JAKARTA, SATUHARAPAN.COM – Kekerasan
di banyak sekolah sudah masuk dalam tahap memprihatinkan. Banyak siswa
menganggap kekerasan yang dialami atau yang dilakukan adalah hal wajar.
Anak-anak cenderung tidak mengadukan
kekerasan di sekolah karena khawatir akan menjadi pihak yang disalahkan.
Mengingat pelaku kekerasan adalah guru, staf non-guru, dan sesama pelajar di
sekolah yang sama, korban kekerasan biasanya memilih diam dan tidak mengadukan
persoalannya ke sekolah.
Data menunjukkan sekitar 84 persen
anak Indonesia mengalami kekerasan di sekolah. Angka tersebut diperoleh
berdasarkan hasil riset yang dilakukan lembaga swadaya masyarakat (LSM) Plan
International dan International Center for Research on Women (ICRW) pada Maret
2015. Tingginya angka kekerasan di Indonesia melebihi tren di kawasan Asia yang
jumlahnya 70 persen yang dilakukan di lima negara, di antaranya Vietnam,
Kamboja, Nepal, Pakistan, dan Indonesia.
Meski Indonesia memiliki peraturan
perundang-undangan dan instruksi pemerintah untuk mencegah dan menangani
kekerasan terhadap anak, penerapan tersebut dinilai belum optimal dan belum
sepenuhnya terlindungi.
Berangkat dari hal itu, para
praktisi pendidikan serta pendidik, orang tua dan Lembaga Bantuan Hukum (LBH)

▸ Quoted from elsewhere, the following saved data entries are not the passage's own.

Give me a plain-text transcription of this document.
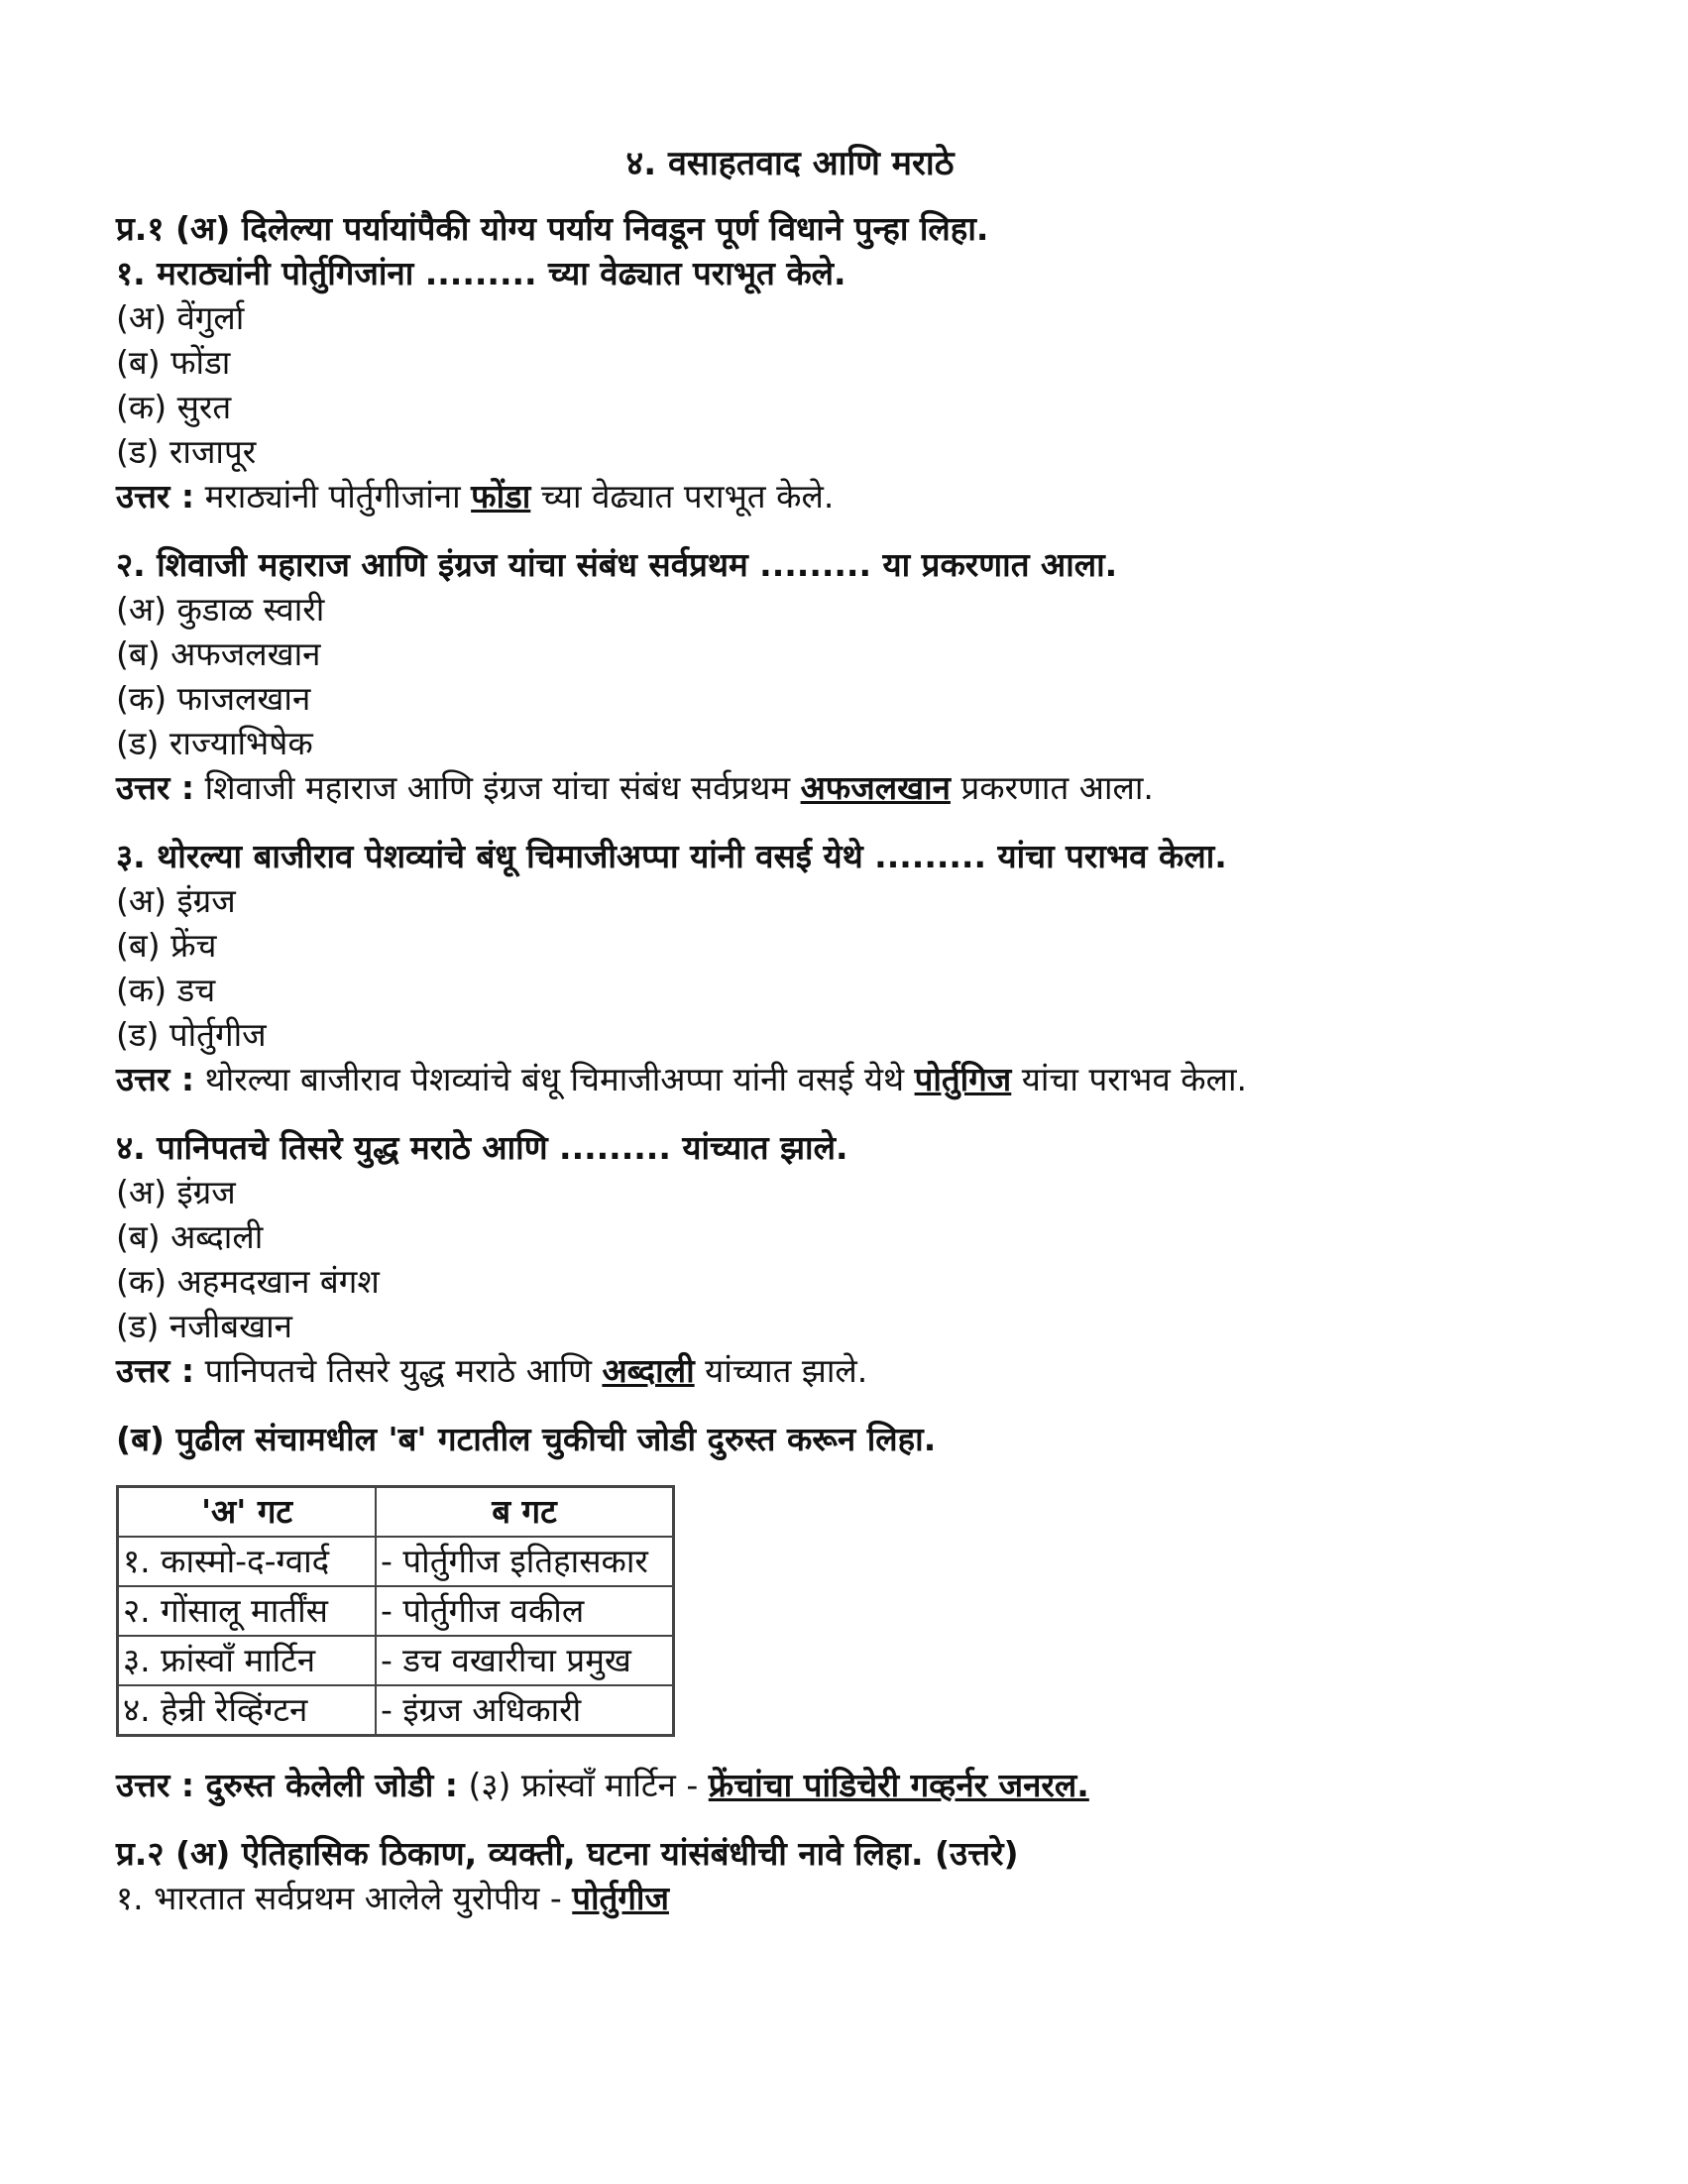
४. वसाहतवाद आणि मराठे
प्र.१ (अ) दिलेल्या पर्यायांपैकी योग्य पर्याय निवडून पूर्ण विधाने पुन्हा लिहा.
१. मराठ्यांनी पोर्तुगिजांना ......... च्या वेढ्यात पराभूत केले.
(अ) वेंगुर्ला
(ब) फोंडा
(क) सुरत
(ड) राजापूर
उत्तर : मराठ्यांनी पोर्तुगीजांना फोंडा च्या वेढ्यात पराभूत केले.
२. शिवाजी महाराज आणि इंग्रज यांचा संबंध सर्वप्रथम ......... या प्रकरणात आला.
(अ) कुडाळ स्वारी
(ब) अफजलखान
(क) फाजलखान
(ड) राज्याभिषेक
उत्तर : शिवाजी महाराज आणि इंग्रज यांचा संबंध सर्वप्रथम अफजलखान प्रकरणात आला.
३. थोरल्या बाजीराव पेशव्यांचे बंधू चिमाजीअप्पा यांनी वसई येथे ......... यांचा पराभव केला.
(अ) इंग्रज
(ब) फ्रेंच
(क) डच
(ड) पोर्तुगीज
उत्तर : थोरल्या बाजीराव पेशव्यांचे बंधू चिमाजीअप्पा यांनी वसई येथे पोर्तुगिज यांचा पराभव केला.
४. पानिपतचे तिसरे युद्ध मराठे आणि ......... यांच्यात झाले.
(अ) इंग्रज
(ब) अब्दाली
(क) अहमदखान बंगश
(ड) नजीबखान
उत्तर : पानिपतचे तिसरे युद्ध मराठे आणि अब्दाली यांच्यात झाले.
(ब) पुढील संचामधील 'ब' गटातील चुकीची जोडी दुरुस्त करून लिहा.
'अ' गट	ब गट
१. कास्मो-द-ग्वार्द	- पोर्तुगीज इतिहासकार
२. गोंसालू मार्तींस	- पोर्तुगीज वकील
३. फ्रांस्वाँ मार्टिन	- डच वखारीचा प्रमुख
४. हेन्री रेव्हिंग्टन	- इंग्रज अधिकारी
उत्तर : दुरुस्त केलेली जोडी : (३) फ्रांस्वाँ मार्टिन - फ्रेंचांचा पांडिचेरी गव्हर्नर जनरल.
प्र.२ (अ) ऐतिहासिक ठिकाण, व्यक्ती, घटना यांसंबंधीची नावे लिहा. (उत्तरे)
१. भारतात सर्वप्रथम आलेले युरोपीय - पोर्तुगीज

Jakarta menggelar diskusi publik bertema “Stop Kekerasan di Pendidikan“ sebagai
upaya menciptakan sekolah ramah anak di kantor LBH Jalan Pangeran Diponegoro,
Jakarta Pusat, Sabtu (14/3). Hadir dalam diskusi Mardianto Janab, Doni Koesoema
Dewan Pertimbangan Forum Serikat Guru Indonesia (FSGI), Diena Haryana dari
Yayasan Sejiwa, dan M Isnur dari LBH Jakarta.
Diskusi yang digelar dalam Forum
Musyawarah Guru Jakarta (FMGJ) meminta kepada pemerintah baik pusat maupun
daerah untuk bersinergi dalam rangka penghentian kekerasan di sekolah. Selain
itu meminta kepada Kementerian Pendidikan dan Kebudayaan tidak menyerahkan
urusan kekerasan kepada pihak sekolah, karena akan membiarkan kepala sekolah
menghadapi dan menanggung risikonya sendiri ketika digugat secara hukum oleh
orang tua saat menegakkan peraturan atau saat tidak didukung oleh kebijakan
Dinas Pendidikan.
Sekretaris Jenderal FSGI Retno
Lisyarti mengatakan, Kementerian Pendidikan dan Kebudayaan dan dinas pendidikan
di daerah seyogianya memiliki program dalam mencegah kekerasan di sekolah,
serta memberikan pelatihan kepada guru serta kepala sekolah tentang cara
mengatasi kekerasan agar dapat mendorong terwujudnya sekolah aman dan nyaman.